Over the past several decades, we have seen a growing number of environmental issues, such as carbon emissions, that have drastically increased in recent years. Despite the many technological advances that have been developed over the past few years, carbon emissions continue to increase and contribute to climate change. Carbon neutrality is the ratio between carbon dioxide that is produced and the carbon dioxide that is removed from the atmosphere. This leads to the challenge of how to design a system that will not only measure what the current threshold is as well as adapting to an increase in both the production and reduction of carbon. We propose the Finding the Balance device: a carbon emission sensor that can continuously monitor carbon neutrality in both indoor and outdoor settings with the ability to be interchanged between locations.
The device consists of three simple components; an Adafruit CO2 sensor, a Raspberry pi 4, and LoRa Module, of which will make it feasible for mass production. The only complication that occurs in the mass production process is the current and ongoing integrated circuit chip shortage. However, other than that, there will be no complication in the ability to mass-produce our product. It is not overly complex and can be easily understood by consumers and individuals, let alone big companies or corporations that have the desire to make a change in our current climate and environmental status.

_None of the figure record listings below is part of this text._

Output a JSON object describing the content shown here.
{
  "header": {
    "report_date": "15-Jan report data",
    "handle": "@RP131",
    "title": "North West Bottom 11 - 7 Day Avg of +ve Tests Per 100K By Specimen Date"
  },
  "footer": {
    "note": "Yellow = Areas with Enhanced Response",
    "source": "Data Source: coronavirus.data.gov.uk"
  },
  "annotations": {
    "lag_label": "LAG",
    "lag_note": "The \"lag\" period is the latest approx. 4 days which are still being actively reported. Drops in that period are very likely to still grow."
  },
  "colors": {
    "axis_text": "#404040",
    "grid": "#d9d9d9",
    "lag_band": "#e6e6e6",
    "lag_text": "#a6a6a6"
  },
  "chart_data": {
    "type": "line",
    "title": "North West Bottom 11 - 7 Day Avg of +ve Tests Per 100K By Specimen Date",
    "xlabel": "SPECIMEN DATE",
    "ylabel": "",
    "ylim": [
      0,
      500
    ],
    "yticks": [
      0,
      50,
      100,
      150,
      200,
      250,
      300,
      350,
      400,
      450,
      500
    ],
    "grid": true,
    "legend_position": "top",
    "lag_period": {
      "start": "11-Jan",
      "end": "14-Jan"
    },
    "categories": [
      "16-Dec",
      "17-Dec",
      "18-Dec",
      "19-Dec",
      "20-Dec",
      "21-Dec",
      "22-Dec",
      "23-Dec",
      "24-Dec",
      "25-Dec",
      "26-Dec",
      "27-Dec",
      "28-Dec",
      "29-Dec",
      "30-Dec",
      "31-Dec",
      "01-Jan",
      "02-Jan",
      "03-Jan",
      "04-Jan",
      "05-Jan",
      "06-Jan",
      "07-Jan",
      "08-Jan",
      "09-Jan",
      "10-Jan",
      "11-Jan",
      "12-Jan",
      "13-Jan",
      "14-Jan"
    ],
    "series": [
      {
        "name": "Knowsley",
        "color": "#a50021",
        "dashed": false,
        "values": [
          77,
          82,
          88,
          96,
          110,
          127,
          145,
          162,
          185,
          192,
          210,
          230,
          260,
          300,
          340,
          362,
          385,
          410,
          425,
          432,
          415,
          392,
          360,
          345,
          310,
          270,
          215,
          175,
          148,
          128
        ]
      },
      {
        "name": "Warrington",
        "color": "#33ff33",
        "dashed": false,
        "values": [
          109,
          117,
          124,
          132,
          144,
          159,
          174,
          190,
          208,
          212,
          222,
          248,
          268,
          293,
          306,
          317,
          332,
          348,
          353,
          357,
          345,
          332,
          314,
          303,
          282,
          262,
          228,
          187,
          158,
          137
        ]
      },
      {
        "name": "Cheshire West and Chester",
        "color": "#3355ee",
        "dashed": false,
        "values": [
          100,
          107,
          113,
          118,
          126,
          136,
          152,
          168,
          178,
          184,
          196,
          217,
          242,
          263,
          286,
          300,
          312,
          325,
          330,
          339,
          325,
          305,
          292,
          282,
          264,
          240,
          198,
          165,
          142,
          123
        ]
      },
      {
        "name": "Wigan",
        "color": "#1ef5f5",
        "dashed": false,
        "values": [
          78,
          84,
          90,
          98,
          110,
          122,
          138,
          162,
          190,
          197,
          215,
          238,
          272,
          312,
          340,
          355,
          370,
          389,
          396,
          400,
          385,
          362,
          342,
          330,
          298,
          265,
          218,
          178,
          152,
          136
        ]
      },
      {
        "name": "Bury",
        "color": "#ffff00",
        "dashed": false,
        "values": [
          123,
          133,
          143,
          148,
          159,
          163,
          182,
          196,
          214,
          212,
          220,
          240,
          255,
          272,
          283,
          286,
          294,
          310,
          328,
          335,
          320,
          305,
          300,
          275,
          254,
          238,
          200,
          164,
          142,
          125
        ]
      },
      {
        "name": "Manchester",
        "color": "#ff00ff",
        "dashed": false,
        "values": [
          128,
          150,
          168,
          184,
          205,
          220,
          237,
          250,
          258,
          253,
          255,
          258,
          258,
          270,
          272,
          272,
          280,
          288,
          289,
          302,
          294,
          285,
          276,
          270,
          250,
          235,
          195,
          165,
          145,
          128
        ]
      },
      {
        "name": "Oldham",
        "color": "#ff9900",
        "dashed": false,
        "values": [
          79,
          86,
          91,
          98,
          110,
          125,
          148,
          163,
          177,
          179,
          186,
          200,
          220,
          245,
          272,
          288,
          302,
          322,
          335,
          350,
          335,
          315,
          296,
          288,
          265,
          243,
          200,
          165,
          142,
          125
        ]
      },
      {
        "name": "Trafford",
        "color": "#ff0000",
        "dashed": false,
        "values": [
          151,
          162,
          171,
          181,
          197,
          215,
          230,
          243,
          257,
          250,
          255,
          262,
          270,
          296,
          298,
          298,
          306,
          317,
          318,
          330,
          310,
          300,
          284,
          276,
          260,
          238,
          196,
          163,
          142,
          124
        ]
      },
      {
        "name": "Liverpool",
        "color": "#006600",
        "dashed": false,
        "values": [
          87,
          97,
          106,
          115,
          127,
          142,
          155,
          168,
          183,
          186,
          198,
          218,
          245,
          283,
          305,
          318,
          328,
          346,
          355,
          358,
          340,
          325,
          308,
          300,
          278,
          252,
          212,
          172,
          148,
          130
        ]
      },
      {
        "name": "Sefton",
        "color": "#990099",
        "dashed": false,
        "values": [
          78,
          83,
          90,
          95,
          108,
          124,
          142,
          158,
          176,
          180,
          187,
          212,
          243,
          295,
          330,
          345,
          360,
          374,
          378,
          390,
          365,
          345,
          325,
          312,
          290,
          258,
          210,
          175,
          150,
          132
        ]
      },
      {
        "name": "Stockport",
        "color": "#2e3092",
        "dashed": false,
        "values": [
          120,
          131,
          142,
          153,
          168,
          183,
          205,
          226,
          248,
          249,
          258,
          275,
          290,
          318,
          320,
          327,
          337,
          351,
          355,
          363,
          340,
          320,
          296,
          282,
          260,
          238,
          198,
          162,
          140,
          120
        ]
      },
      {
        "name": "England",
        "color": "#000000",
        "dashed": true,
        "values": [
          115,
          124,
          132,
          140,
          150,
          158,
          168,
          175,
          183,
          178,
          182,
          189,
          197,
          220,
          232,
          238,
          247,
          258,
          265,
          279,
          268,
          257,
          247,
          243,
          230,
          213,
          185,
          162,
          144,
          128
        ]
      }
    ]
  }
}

The Finding the Balance device uses a combination of commercial components and custom-designed components which allow modality and can easily be interchangeable allowing the device to be constantly improved. The functionality of the device can be broken down into four main steps. Using the Adafruit 4867, we are able to measure the carbon dioxide and oxygen in the atmosphere at the time of the measurement. This is then communicated into the Raspberry Pi 4, which will take the incremental data of the measured carbon dioxide and oxygen and determine where the data falls over time. The Raspberry Pi will then compare each ratio of the carbon and oxygen readings to previous data collected and the data used to calibrate the device to see where this new data point falls within the neutrality threshold. The reason for measuring oxygen along with the carbon is to determine if there is a fall in carbon dioxide as increasing carbon amounts remove oxygen from the atmosphere, thus decreasing carbon amounts increases the amount of oxygen in the atmosphere. The Raspberry Pi will then encrypt the data and send the data to a google cloud through a LoRa module which will become encrypted again, thus preventing a security breach if the third-party cloud becomes compromised. The data will then be accessed by the client looking for the data via our website that will decrypt the Raspberry Pi encryption when claimed from the cloud.
The use of both commercial components and custom-designed components also allows for more versatility, since the device itself will not generate a large spatial footprint in the environment that it will be monitoring. The ability for the device to measure both inside and outside while having measurements and data being sent to the same cloud network results in better efficiency and analysis. The data and measurements can be more easily compared when there are multiple devices in play in a variety of settings.